Let $n$ be a prime number. Since $n$ is prime, the string $a^n$ is a member of $L_p$. Since $a^n$ is a member of $L_p$, $a^n$ can be decomposed into substrings $uvw$ satisfying the conditions of the pumping lemma. In particular, $uv^{n + 1}w$ must be a member of $L_p$. However, $\text{len}(uv^{n + 1}w)$ is not prime: $$ \begin{align} \text{len}(uv^{n + 1}w) & = \text{len}(uv^nvw) \\ & = \text{len}(uvw) +\text{len}(v^n) \\ & = n + n\cdot\text{len}(v) \\ & = n(1 + \text{len}(v)) \end{align} $$ Since $n(1 + \text{len}(v))$ is composite, its length is not prime. Therefore, $uv^{n + 1}w$ is not a member of $L_p$, a contradiction. Therefore, $L_p$ is not a regular language.

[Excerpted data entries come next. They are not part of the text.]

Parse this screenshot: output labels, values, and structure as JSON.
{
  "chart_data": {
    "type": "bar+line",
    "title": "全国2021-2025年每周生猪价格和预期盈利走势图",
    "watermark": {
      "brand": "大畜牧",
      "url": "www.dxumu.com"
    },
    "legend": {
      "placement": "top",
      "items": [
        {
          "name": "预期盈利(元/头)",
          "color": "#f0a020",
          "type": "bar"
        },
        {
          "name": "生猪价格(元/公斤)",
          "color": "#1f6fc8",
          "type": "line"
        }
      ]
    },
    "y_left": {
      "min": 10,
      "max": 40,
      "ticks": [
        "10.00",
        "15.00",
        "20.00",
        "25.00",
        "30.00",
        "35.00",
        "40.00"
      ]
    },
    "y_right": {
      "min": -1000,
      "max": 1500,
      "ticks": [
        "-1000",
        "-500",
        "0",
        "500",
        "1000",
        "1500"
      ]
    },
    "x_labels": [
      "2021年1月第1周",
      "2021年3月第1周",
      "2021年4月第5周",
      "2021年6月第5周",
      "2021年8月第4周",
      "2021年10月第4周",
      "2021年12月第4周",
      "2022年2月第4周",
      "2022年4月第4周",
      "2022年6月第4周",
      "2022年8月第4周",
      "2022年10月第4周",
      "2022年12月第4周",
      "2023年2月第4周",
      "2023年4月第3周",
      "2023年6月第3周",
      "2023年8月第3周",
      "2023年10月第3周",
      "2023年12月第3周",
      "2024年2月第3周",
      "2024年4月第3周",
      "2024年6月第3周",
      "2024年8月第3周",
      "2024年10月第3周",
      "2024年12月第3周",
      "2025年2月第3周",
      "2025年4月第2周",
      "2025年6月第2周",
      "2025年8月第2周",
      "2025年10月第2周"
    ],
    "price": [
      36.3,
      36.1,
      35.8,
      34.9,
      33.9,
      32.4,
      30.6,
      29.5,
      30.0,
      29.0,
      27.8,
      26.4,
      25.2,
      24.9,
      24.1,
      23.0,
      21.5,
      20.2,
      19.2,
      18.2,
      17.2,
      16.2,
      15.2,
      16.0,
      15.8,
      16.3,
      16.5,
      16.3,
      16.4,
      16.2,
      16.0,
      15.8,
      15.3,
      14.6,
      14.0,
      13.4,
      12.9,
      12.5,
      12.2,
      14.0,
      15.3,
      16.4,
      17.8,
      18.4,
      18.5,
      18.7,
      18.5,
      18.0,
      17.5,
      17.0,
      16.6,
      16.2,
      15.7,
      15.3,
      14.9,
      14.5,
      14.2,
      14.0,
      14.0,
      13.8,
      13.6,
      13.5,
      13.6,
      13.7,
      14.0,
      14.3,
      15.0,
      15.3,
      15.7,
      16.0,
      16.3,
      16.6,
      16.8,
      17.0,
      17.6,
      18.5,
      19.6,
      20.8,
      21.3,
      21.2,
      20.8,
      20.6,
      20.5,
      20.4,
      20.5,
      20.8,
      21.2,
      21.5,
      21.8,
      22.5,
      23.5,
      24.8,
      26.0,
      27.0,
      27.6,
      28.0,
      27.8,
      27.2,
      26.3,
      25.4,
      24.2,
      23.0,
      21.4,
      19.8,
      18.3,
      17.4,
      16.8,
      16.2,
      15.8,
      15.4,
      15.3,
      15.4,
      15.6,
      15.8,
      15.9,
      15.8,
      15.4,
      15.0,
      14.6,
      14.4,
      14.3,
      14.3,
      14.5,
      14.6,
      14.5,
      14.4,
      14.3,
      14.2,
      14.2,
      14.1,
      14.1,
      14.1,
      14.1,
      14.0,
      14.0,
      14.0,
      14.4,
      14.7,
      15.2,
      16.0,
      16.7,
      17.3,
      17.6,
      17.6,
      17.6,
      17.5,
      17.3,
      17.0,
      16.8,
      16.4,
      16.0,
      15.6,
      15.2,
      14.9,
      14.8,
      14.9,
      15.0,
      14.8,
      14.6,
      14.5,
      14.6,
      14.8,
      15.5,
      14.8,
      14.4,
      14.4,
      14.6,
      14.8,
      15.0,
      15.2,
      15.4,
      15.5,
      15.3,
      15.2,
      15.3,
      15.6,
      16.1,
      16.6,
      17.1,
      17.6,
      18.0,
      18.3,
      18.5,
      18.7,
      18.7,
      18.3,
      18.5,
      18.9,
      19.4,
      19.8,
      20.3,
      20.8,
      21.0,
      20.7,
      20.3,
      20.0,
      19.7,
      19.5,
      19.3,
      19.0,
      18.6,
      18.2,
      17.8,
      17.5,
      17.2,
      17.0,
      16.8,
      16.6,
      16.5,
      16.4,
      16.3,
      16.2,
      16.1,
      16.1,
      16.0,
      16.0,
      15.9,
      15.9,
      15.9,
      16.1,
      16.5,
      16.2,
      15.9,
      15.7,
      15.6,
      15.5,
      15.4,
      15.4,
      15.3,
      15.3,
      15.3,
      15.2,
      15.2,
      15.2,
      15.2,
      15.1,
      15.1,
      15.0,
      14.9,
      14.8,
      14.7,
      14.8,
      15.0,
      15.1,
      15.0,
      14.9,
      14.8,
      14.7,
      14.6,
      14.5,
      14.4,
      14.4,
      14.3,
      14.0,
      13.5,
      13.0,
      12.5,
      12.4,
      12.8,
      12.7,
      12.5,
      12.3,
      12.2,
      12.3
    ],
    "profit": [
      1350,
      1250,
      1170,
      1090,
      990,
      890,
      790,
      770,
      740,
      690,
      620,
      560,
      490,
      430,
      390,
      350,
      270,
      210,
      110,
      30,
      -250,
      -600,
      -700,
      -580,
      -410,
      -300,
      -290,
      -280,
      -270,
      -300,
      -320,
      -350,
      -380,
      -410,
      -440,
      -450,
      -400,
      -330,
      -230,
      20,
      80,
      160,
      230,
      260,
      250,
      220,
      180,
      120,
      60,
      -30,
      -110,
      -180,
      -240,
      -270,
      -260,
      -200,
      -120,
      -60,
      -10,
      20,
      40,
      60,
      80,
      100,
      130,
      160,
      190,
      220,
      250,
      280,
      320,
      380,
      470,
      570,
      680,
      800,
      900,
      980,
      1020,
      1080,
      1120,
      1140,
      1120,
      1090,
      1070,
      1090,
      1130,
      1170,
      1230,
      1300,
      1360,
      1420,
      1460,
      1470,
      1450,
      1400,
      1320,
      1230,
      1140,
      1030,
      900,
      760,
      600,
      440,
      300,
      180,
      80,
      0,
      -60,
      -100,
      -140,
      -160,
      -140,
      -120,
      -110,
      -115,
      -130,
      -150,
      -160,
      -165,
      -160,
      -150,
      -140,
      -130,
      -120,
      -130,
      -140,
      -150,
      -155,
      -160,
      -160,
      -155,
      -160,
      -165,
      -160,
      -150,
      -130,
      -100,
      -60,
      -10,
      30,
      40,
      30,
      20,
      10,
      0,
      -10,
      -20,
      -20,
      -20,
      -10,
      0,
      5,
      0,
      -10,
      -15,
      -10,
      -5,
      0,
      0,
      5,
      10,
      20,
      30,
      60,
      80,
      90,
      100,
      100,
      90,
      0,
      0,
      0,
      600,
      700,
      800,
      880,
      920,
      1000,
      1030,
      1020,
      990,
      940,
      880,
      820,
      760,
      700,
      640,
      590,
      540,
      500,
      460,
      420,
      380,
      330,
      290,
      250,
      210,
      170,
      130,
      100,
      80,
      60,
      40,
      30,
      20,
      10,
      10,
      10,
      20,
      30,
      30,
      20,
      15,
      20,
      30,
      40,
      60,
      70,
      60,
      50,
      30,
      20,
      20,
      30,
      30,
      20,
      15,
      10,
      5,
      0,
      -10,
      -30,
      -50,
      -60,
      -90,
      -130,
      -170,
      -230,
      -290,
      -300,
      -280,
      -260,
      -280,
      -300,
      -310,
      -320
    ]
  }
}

In order to show that the language of primes bounded by a natural number is regular, you can use the construction demonstrating that every finite language is regular. However, since you already know that every finite language is regular, there is no need to provide the construction.
$L_1=\{ n^p\quad |\quad \text{p=prime number} \}$ is not regular language ,can easily be proved by pumping lemma.
Let $k$ be the pumping lemma constant.
and the string $\alpha \beta \gamma$ as $\epsilon$ , $a^p$ and $\epsilon$ respectively such that $\alpha \beta \gamma \in L_1$ and $|\beta|\geq k$.
So ,if we decompose $\beta$ into $\beta _1(|\beta_1|=r),\beta _2(|\beta_2|=t),\beta _3(|\beta_3|=s)$ such that $|\beta_2| \neq \phi $,$|\beta_2| \leq k$.
Then choose $i=p+1$ ,we will get $|\alpha \beta_1 \beta_2^i\beta_3\gamma|=p(1+t)$ which is a composite.
But if we bound the prime number by $f$ then enumerate all $p<f$ and build a NFA that first guesses the prime then take that many steps to reach the final state.